3, In addition to the above, there is a lot more of what the Supreme Court had said against the revocation of Kanu’s bail and the consequent issuance of the bench warrant that grandfathered his infamous extraordinary rendition. To learn more, please pay some attention to Pages 18 – 20 of the attached judgment.
Ejimakor continued: “It is on basis of this pronouncement that we made a vigorous submission on April 17 that the Federal High Court is bound to restore Kanu’s bail, as demanded by the Constitution at Section 287(1) thus: ‘The decisions of the Supreme court shall be enforced in any part of the Federation by all authorities and persons, and by courts with subordinate jurisdiction to that of the Supreme Court’.
“We further advanced the commonsense argument that bail restoration is the next best alternative that will enhance the environment for the accelerated trial the Court had ordered, because it will put an end to the stringent DSS detention conditions which have posed grave risks to Kanu’s fair trial rights as guaranteed under the Constitution.
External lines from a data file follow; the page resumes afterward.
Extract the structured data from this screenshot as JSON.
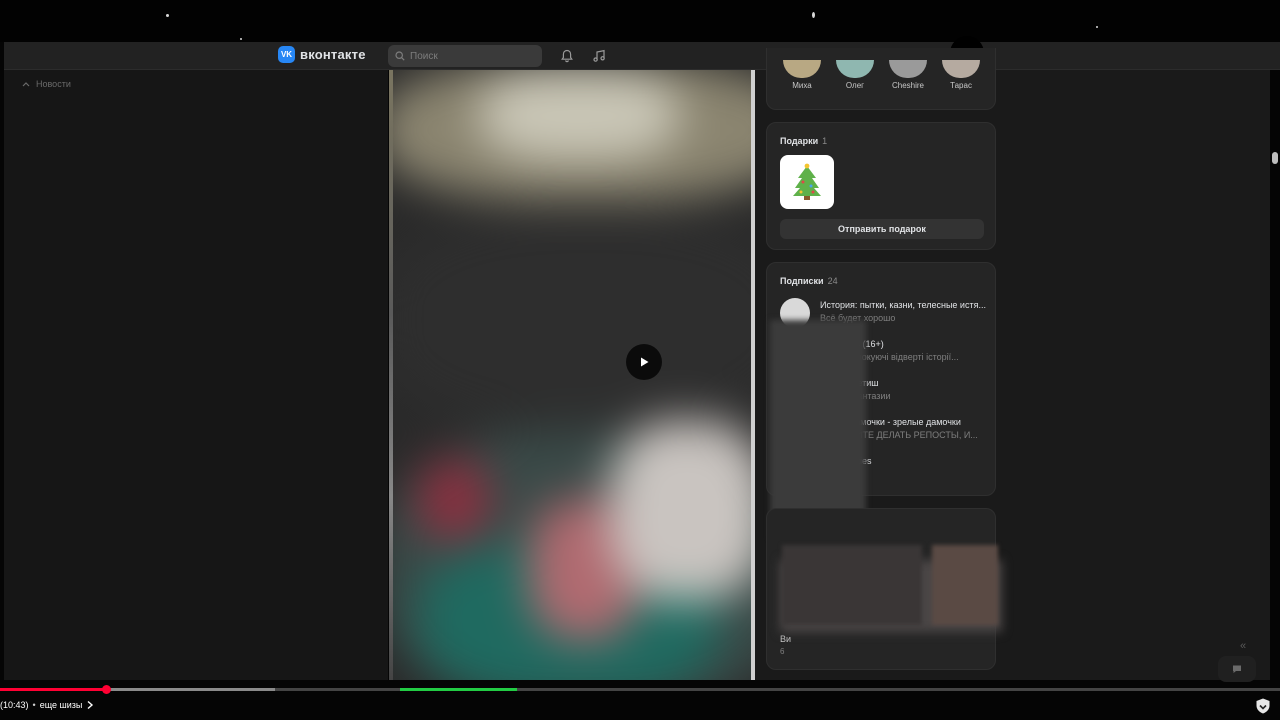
{
  "header": {
    "logo_text": "вконтакте",
    "logo_mark": "VK",
    "search_placeholder": "Поиск",
    "icons": [
      "search-icon",
      "bell-icon",
      "music-icon"
    ]
  },
  "left_nav": {
    "news_label": "Новости"
  },
  "friends": [
    {
      "name": "Миха",
      "color": "#b8a883"
    },
    {
      "name": "Олег",
      "color": "#8fb7b0"
    },
    {
      "name": "Cheshire",
      "color": "#9a9a9a"
    },
    {
      "name": "Тарас",
      "color": "#b5aaa0"
    }
  ],
  "gifts": {
    "title": "Подарки",
    "count": "1",
    "send_label": "Отправить подарок"
  },
  "subscriptions": {
    "title": "Подписки",
    "count": "24",
    "items": [
      {
        "name": "История: пытки, казни, телесные истя...",
        "desc": "Всё будет хорошо"
      },
      {
        "name": "ль (16+)",
        "desc": "і шокуючі відверті історії..."
      },
      {
        "name": "фетиш",
        "desc": "фантазии"
      },
      {
        "name": "дамочки - зрелые дамочки",
        "desc": "АЙТЕ ДЕЛАТЬ РЕПОСТЫ, И..."
      },
      {
        "name": "otties",
        "desc": ""
      }
    ]
  },
  "photos_card": {
    "label_fragment": "Ви",
    "count_fragment": "6"
  },
  "player": {
    "time": "(10:43)",
    "separator": "•",
    "chapter": "еще шизы",
    "played_fraction": 0.083,
    "buffered_fraction": 0.215
  },
  "colors": {
    "accent": "#2787f5",
    "progress": "#ff0033",
    "background": "#161616"
  }
}
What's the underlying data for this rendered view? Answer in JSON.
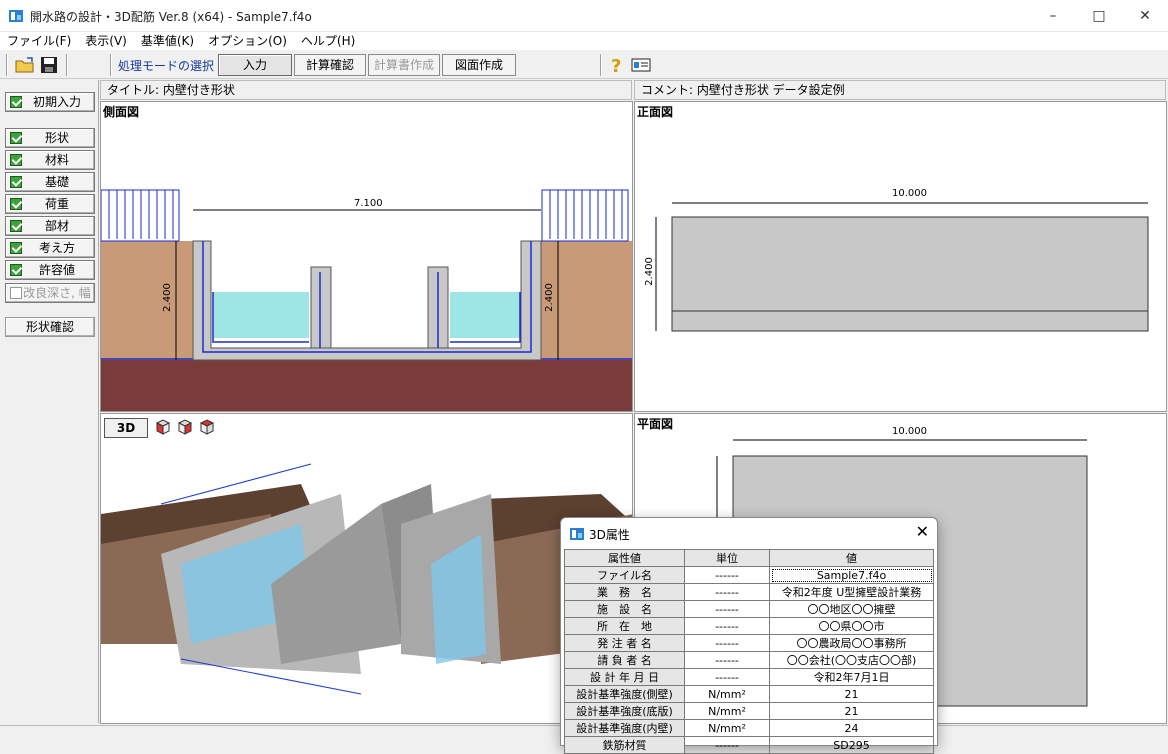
{
  "window": {
    "title": "開水路の設計・3D配筋 Ver.8 (x64) - Sample7.f4o"
  },
  "menu": [
    "ファイル(F)",
    "表示(V)",
    "基準値(K)",
    "オプション(O)",
    "ヘルプ(H)"
  ],
  "toolbar": {
    "mode_label": "処理モードの選択",
    "modes": [
      "入力",
      "計算確認",
      "計算書作成",
      "図面作成"
    ]
  },
  "sidebar": {
    "initial": "初期入力",
    "items": [
      "形状",
      "材料",
      "基礎",
      "荷重",
      "部材",
      "考え方",
      "許容値"
    ],
    "disabled_item": "改良深さ, 幅",
    "confirm": "形状確認"
  },
  "header": {
    "title": "タイトル: 内壁付き形状",
    "comment": "コメント: 内壁付き形状  データ設定例"
  },
  "views": {
    "side": {
      "label": "側面図",
      "width_dim": "7.100",
      "height_left": "2.400",
      "height_right": "2.400"
    },
    "front": {
      "label": "正面図",
      "width_dim": "10.000",
      "height_dim": "2.400"
    },
    "plan": {
      "label": "平面図",
      "width_dim": "10.000"
    },
    "view3d": {
      "button": "3D"
    }
  },
  "dialog": {
    "title": "3D属性",
    "columns": [
      "属性値",
      "単位",
      "値"
    ],
    "rows": [
      [
        "ファイル名",
        "------",
        "Sample7.f4o"
      ],
      [
        "業　務　名",
        "------",
        "令和2年度 U型擁壁設計業務"
      ],
      [
        "施　設　名",
        "------",
        "〇〇地区〇〇擁壁"
      ],
      [
        "所　在　地",
        "------",
        "〇〇県〇〇市"
      ],
      [
        "発 注 者 名",
        "------",
        "〇〇農政局〇〇事務所"
      ],
      [
        "請 負 者 名",
        "------",
        "〇〇会社(〇〇支店〇〇部)"
      ],
      [
        "設 計 年 月 日",
        "------",
        "令和2年7月1日"
      ],
      [
        "設計基準強度(側壁)",
        "N/mm²",
        "21"
      ],
      [
        "設計基準強度(底版)",
        "N/mm²",
        "21"
      ],
      [
        "設計基準強度(内壁)",
        "N/mm²",
        "24"
      ],
      [
        "鉄筋材質",
        "------",
        "SD295"
      ]
    ]
  }
}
“For good measure, we stressed the point to the Court that it is against the ethics of the legal profession for any lawyer to advise a client to succumb to trial whilst his detention conditions are not conducive to his constitutional right to unhindered access to Counsel and the adequate facility to prepare his defense. It is even more egregious in the case of Mazi Nnamdi Kanu, because most of the charges he is facing carry the death penalty.
“The forgoing is a summary of the case-in-chief we had presented in Court on April 17, 2024. We never presented any ‘condition’. We don’t even fancy ourselves possessing the slightest coercive wherewithal to present conditions to the Court or the Nigerian State.”